Thank you all the same. I think we learnt that there should be more work
for the pure user space solution. It is not a solution for the monotonic
raw conversion for now.

I have no idea how to do the post-processing conversion without the
internal conversion information.
So, for now, there seems only two candidate solutions.
- Pure kernel solution (Similar to V1).
- Expose the internal conversion information to the user space and does
post-processing conversion. (V2)

I will ping Thomas in the other thread and see if he has any suggestions.

Thanks,
Kan
  

Patch

diff --git a/include/uapi/linux/perf_event.h b/include/uapi/linux/perf_event.h
index ccb7f5dad59b..9d56fe027f6c 100644
--- a/include/uapi/linux/perf_event.h
+++ b/include/uapi/linux/perf_event.h
@@ -455,7 +455,8 @@  struct perf_event_attr {
 				inherit_thread :  1, /* children only inherit if cloned with CLONE_THREAD */
 				remove_on_exec :  1, /* event is removed from task on exec */
 				sigtrap        :  1, /* send synchronous SIGTRAP on event */
-				__reserved_1   : 26;
+				hw_time        :  1, /* generate raw HW time for samples */
+				__reserved_1   : 25;
 
 	union {
 		__u32		wakeup_events;	  /* wakeup every n events */
@@ -615,7 +616,8 @@  struct perf_event_mmap_page {
 				cap_user_time		: 1, /* The time_{shift,mult,offset} fields are used */
 				cap_user_time_zero	: 1, /* The time_zero field is used */
 				cap_user_time_short	: 1, /* the time_{cycle,mask} fields are used */
-				cap_____res		: 58;
+				cap_user_time_mono_raw  : 1, /* The time_mono_* fields are used */
+				cap_____res		: 57;
 		};
 	};
 
@@ -692,11 +694,24 @@  struct perf_event_mmap_page {
 	__u64	time_cycles;
 	__u64	time_mask;
 
+	/*
+	 * If cap_user_time_mono_raw, the monotonic raw clock can be calculated
+	 * from the hardware clock (e.g.
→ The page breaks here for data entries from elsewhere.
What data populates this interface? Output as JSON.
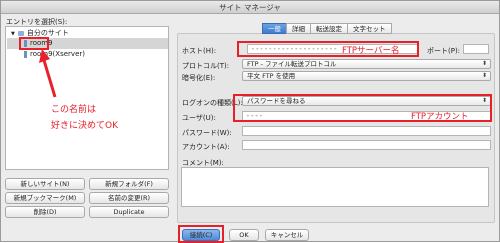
{
  "window": {
    "title": "サイト マネージャ"
  },
  "left": {
    "select_entry_label": "エントリを選択(S):",
    "tree": [
      {
        "label": "自分のサイト",
        "icon": "folder-icon"
      },
      {
        "label": "room9",
        "icon": "site-icon"
      },
      {
        "label": "room9(Xserver)",
        "icon": "site-icon"
      }
    ],
    "buttons": {
      "new_site": "新しいサイト(N)",
      "new_folder": "新規フォルダ(F)",
      "new_bookmark": "新規ブックマーク(M)",
      "rename": "名前の変更(R)",
      "delete": "削除(D)",
      "duplicate": "Duplicate"
    }
  },
  "tabs": [
    "一般",
    "詳細",
    "転送設定",
    "文字セット"
  ],
  "form": {
    "host_label": "ホスト(H):",
    "host_value": "••••••••••••••••••••",
    "port_label": "ポート(P):",
    "port_value": "",
    "protocol_label": "プロトコル(T):",
    "protocol_value": "FTP - ファイル転送プロトコル",
    "encryption_label": "暗号化(E):",
    "encryption_value": "平文 FTP を使用",
    "logon_type_label": "ログオンの種類(L):",
    "logon_type_value": "パスワードを尋ねる",
    "user_label": "ユーザ(U):",
    "user_value": "••••",
    "password_label": "パスワード(W):",
    "password_value": "",
    "account_label": "アカウント(A):",
    "account_value": "",
    "comment_label": "コメント(M):",
    "comment_value": ""
  },
  "annotations": {
    "host_note": "FTPサーバー名",
    "account_note": "FTPアカウント",
    "name_note_line1": "この名前は",
    "name_note_line2": "好きに決めてOK",
    "color": "#e8202a"
  },
  "bottom_buttons": {
    "connect": "接続(C)",
    "ok": "OK",
    "cancel": "キャンセル"
  }
}
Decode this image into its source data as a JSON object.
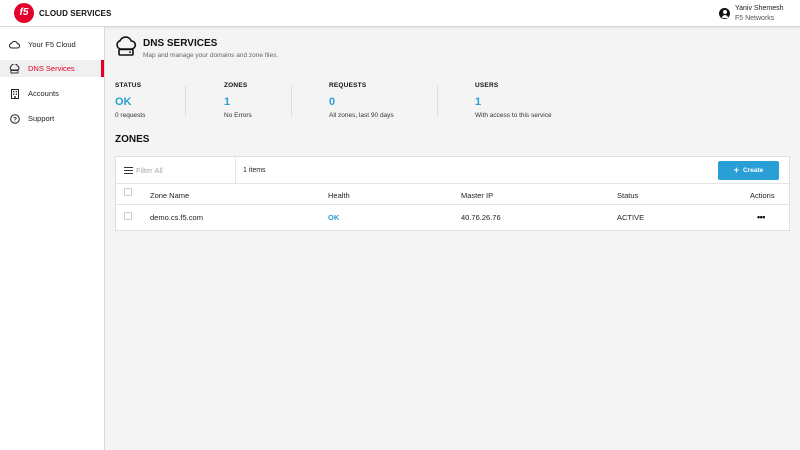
{
  "header": {
    "logo_text": "f5",
    "brand": "CLOUD SERVICES",
    "user_name": "Yaniv Shemesh",
    "user_org": "F5 Networks"
  },
  "sidebar": {
    "items": [
      {
        "label": "Your F5 Cloud",
        "icon": "cloud-icon",
        "active": false
      },
      {
        "label": "DNS Services",
        "icon": "dns-cloud-icon",
        "active": true
      },
      {
        "label": "Accounts",
        "icon": "accounts-icon",
        "active": false
      },
      {
        "label": "Support",
        "icon": "help-icon",
        "active": false
      }
    ]
  },
  "page": {
    "title": "DNS SERVICES",
    "subtitle": "Map and manage your domains and zone files."
  },
  "stats": [
    {
      "label": "STATUS",
      "value": "OK",
      "detail": "0 requests"
    },
    {
      "label": "ZONES",
      "value": "1",
      "detail": "No Errors"
    },
    {
      "label": "REQUESTS",
      "value": "0",
      "detail": "All zones, last 90 days"
    },
    {
      "label": "USERS",
      "value": "1",
      "detail": "With access to this service"
    }
  ],
  "zones": {
    "title": "ZONES",
    "filter_placeholder": "Filter All",
    "item_count": "1 items",
    "create_label": "Create",
    "columns": [
      "Zone Name",
      "Health",
      "Master IP",
      "Status",
      "Actions"
    ],
    "rows": [
      {
        "zone_name": "demo.cs.f5.com",
        "health": "OK",
        "master_ip": "40.76.26.76",
        "status": "ACTIVE",
        "actions": "•••"
      }
    ]
  },
  "colors": {
    "accent": "#2a9fd6",
    "brand_red": "#e4002b"
  }
}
TSC) 'cyc'.
+	 *
+	 * mono_raw = base + ((cyc - last) * mult + nsec) >> shift
+	 *
+	 */
+	__u64	time_mono_last;
+	__u32	time_mono_mult;
+	__u32	time_mono_shift;
+	__u64	time_mono_nsec;
+	__u64	time_mono_base;
+
 		/*
 		 * Hole for extension of the self monitor capabilities
 		 */
 
-	__u8	__reserved[116*8];	/* align to 1k. */
+	__u8	__reserved[112*8];	/* align to 1k. */
 
 	/*
 	 * Control data for the mmap() data buffer.
diff --git a/kernel/events/core.c b/kernel/events/core.c
index 380476a934e8..f062cce2dafc 100644
--- a/kernel/events/core.c
+++ b/kernel/events/core.c
@@ -12135,6 +12135,13 @@  static int perf_copy_attr(struct perf_event_attr __user *uattr,
 	if (attr->sigtrap && !attr->remove_on_exec)
 		return -EINVAL;
 
+	if (attr->use_clockid) {
+		/*
+		 * Only support post-processing for the monotonic raw clock
+		 */
+		if (attr->hw_time && (attr->clockid != CLOCK_MONOTONIC_RAW))
+			return -EINVAL;
+	}
 out:
 	return ret;